We have updated our manuscript with the relevant details about the retrovirus used. As noted in the acknowledgement in the paper, we obtained it as a gift from our colleague Songhai Shi. We have included a paper describing his use of the retrovirus: Yu et al., 2009 and a review by Connie Cepko of the use of retroviruses for labeling neural progenitors, as well as references to the origin of the retrovirus vector. The retrovirus is a replication-incompetent retrovirus (Moloney murine leukemia virus) that expresses a modified version of GFP (superfolding GFP instead of EGFP) that was produced in HEK293T cells using the pCMV-vsvg and pCMV-gp packaging plasmids. Dr. Shi’s lab, as well as others in the field of neurogenesis, have been using the retrovirus for their clonal analysis of proliferating neural progenitors in the mouse neocortex for years. Such studies require that the virus only infects dividing cells. This is also a known property of retroviruses, since they require breakdown of the nuclear envelope during mitosis for transduction. One additional note is that we only observed labeled PCs in mice that received diphtheria toxin injection at P1 and never in the controls.

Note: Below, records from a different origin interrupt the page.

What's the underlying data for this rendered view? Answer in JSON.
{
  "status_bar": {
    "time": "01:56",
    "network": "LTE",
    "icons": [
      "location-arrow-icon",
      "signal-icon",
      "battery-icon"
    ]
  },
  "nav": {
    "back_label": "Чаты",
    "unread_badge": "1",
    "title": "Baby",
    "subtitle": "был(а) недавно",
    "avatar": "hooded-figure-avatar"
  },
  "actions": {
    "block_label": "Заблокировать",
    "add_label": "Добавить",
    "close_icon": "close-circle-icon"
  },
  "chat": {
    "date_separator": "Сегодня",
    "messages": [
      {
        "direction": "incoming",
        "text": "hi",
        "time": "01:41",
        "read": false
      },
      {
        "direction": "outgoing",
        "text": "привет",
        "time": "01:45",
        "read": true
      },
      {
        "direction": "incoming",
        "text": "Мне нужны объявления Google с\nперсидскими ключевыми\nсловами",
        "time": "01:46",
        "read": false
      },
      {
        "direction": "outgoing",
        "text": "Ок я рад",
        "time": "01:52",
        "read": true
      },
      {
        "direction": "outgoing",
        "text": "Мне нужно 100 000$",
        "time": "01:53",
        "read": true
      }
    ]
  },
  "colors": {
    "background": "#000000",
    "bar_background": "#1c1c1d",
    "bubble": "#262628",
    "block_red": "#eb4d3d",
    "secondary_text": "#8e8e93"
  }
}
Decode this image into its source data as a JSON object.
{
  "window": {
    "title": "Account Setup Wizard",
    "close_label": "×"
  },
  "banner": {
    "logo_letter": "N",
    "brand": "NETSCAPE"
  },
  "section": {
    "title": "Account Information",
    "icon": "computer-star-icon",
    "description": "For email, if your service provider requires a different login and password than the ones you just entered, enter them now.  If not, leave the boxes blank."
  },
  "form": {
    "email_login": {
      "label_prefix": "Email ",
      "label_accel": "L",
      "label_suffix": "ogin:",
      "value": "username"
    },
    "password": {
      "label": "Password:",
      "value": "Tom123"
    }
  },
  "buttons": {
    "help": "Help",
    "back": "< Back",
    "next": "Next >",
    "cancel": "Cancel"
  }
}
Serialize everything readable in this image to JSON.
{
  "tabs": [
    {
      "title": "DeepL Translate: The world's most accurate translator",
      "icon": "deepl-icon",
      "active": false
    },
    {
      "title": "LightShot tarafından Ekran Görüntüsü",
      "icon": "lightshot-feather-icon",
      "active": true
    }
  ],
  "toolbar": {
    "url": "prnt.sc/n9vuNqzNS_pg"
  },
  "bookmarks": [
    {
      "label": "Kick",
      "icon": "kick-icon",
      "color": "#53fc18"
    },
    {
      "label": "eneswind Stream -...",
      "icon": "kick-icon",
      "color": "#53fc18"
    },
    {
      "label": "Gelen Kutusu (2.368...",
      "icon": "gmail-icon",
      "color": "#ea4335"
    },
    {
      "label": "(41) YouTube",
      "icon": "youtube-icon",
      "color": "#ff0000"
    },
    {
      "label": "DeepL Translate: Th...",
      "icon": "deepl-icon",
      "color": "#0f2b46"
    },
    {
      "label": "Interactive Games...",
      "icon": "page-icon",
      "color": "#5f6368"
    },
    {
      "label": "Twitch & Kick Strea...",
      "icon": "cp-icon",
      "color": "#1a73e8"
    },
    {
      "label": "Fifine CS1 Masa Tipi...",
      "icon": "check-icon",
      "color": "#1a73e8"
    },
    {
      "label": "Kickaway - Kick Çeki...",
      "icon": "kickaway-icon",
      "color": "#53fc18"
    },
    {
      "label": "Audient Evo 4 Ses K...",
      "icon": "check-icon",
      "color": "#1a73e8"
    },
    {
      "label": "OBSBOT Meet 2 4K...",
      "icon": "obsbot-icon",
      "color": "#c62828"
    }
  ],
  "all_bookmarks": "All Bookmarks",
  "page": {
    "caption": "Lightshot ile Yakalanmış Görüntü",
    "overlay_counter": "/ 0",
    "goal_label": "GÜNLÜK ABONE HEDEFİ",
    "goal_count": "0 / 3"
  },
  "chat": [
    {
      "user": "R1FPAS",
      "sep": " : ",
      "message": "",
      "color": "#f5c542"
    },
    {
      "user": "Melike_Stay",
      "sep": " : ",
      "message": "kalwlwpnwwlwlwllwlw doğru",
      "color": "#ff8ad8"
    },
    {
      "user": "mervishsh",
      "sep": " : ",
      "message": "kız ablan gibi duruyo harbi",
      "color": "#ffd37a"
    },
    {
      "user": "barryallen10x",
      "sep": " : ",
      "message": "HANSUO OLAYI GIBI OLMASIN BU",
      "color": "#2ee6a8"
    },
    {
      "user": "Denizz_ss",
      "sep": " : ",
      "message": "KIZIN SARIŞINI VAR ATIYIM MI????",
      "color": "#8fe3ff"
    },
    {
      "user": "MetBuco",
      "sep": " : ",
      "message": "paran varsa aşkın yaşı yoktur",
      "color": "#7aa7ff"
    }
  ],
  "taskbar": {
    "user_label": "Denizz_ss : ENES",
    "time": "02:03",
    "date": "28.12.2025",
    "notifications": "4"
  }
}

3) In Figure 3B, Calb1 and FoxP2 appear to be mislabeled.

We apologize for the mistake. We corrected the labels.

4) Figure 3—figure supplement 7 please provided separate images for each channel.

We added the single channel images to Figure 3—figure supplement 7.

5) It appears that FoxP2 is partially outside the nucleus in BrdU⁺ cells (likely why the co-labeling was not obvious in non-confocal images). Is this the case? If so it would be interesting to discuss.

Thank you for noticing this interesting point. It was a consistent finding that FOXP2 and BrdU (also pH3) signals do not overlap well in the PC nucleus. However, both signals appear to be in the nucleus. We highlighted this observation in the main text (and Figure 3—figure supplement 6 for pH3). We think that the poorly understood nature of the large PC nuclei where the DNA may only be condensed enough in particular areas of the nucleus (perhaps heterochromatin) for the BrdU to be detected may play a role in this phenomenon in non-dividing PCs, and in dividing PCs FOXP2 protein likely undergoes dynamics changes in chromatin localization.